[Foundation-l] Creative Commons CC-BY-SA Draft Statement of Intent

Pharos pharosofalexandria at gmail.com
Mon Apr 7 02:53:12 UTC 2008


On Sun, Apr 6, 2008 at 8:57 PM, Brianna Laugher
<brianna.laugher at gmail.com> wrote:
> On 07/04/2008, Pharos <pharosofalexandria at gmail.com> wrote:
>  >  I talked with a young journalist at one of our events in  New York
>  >  this Friday, and this was very much a reason she appreciated
>  >  Wikimedia, because the wonder of free content helps her everyday in
>  >  her job.
>  >
>  >  Imagine the potential attitude of a journalist like that, used to
>  >  interacting with free content on a regular basis, when she has a
>  >  mature journalism career, and maybe a position of editorial authority
>  >  in a few years.
>  >
>  >  Now imagine us telling her free content is over for her, that
>  >  Wikimedia is no longer interested in helping journalists unless they
>  >  fulfill our strict ideological requirements.
>  >
>  >  Then her experience with free content comes to a sudden stop, and the
>  >  whole concept seems like a brief fad that is no longer relevant to her
>  >  carreer.  Do you think she will have the same positive attitude toward
>  >  Wikimedia and free content when she becomes an editor then?
>
>  CC-BY is not going anywhere. Lots of people release content under this
>  license and will continue to do so. Not to mention public domain
>  releases.
>
>  In fact, for contributors who *don't* want a "strong interpretation"
>  of sharealike to apply to their work, if CC-BY-SA is clarified to have
>  this intent, they may switch to make their work available under CC-BY.
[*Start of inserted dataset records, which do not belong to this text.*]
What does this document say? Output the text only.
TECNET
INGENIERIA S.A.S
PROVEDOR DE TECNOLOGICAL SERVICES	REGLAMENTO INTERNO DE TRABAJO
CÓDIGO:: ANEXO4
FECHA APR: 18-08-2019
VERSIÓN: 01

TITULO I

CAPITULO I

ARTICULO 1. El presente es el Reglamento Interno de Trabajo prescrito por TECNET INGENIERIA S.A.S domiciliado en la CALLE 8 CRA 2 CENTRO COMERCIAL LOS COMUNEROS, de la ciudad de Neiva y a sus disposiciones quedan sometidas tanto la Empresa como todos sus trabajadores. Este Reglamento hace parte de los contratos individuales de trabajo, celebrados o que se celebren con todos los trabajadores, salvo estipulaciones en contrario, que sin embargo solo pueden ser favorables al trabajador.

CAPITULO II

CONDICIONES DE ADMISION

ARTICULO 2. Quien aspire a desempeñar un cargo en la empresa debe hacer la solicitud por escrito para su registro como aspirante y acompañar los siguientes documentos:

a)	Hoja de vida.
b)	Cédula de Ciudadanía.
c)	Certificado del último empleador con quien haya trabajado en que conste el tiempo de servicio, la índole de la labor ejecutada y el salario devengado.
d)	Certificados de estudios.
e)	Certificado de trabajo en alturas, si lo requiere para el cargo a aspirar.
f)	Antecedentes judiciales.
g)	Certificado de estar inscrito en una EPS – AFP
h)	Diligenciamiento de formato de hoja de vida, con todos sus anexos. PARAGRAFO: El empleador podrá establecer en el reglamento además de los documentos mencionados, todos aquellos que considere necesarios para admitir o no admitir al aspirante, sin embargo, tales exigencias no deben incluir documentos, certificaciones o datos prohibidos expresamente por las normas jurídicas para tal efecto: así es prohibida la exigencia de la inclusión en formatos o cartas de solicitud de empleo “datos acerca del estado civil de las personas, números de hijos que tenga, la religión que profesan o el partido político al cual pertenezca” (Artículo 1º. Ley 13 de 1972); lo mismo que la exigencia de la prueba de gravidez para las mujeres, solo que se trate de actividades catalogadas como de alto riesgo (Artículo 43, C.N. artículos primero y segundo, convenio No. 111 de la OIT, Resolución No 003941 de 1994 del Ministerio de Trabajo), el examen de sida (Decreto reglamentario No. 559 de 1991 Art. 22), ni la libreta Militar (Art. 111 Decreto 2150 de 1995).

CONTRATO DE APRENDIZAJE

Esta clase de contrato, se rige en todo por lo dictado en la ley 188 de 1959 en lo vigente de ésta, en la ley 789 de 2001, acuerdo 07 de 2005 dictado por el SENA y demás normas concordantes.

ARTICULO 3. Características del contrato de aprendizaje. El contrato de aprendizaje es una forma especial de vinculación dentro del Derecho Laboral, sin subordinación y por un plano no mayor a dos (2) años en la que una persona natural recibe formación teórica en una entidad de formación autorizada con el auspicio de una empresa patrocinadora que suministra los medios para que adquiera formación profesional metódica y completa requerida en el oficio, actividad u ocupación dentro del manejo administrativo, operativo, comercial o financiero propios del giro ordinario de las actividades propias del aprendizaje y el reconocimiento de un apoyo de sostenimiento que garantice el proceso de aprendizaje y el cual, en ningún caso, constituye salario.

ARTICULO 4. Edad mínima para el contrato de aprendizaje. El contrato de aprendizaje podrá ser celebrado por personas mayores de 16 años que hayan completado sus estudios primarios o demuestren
I dislike CC-BY for the same reason that others dislike CC-BY.  If I
take a photograph, I want my photograph (and its modifications) to
remain free.

What seems wrong to me is the idea that we require a "purity test" for
re-users, so that I can demand the book that my photograph is
published in is also free.  Now, I think it's a morally right thing
for books to be free.  But maybe I have other moral opinions too.

Maybe I think all books should be free, and refuse my photographs to
any publisher that has -any- non-free books in its catalog.

Or maybe I think printing presses should all have good working
conditions for employees, and would refuse my photographs to
publishers that go against these principles.

These are all ideals that many of us support, but how are they related
to my copyright on my photograph?

And how does tying in purity tests encourage re-use in the real world?

The perfect, we must recognize, can very much be the enemy of the good.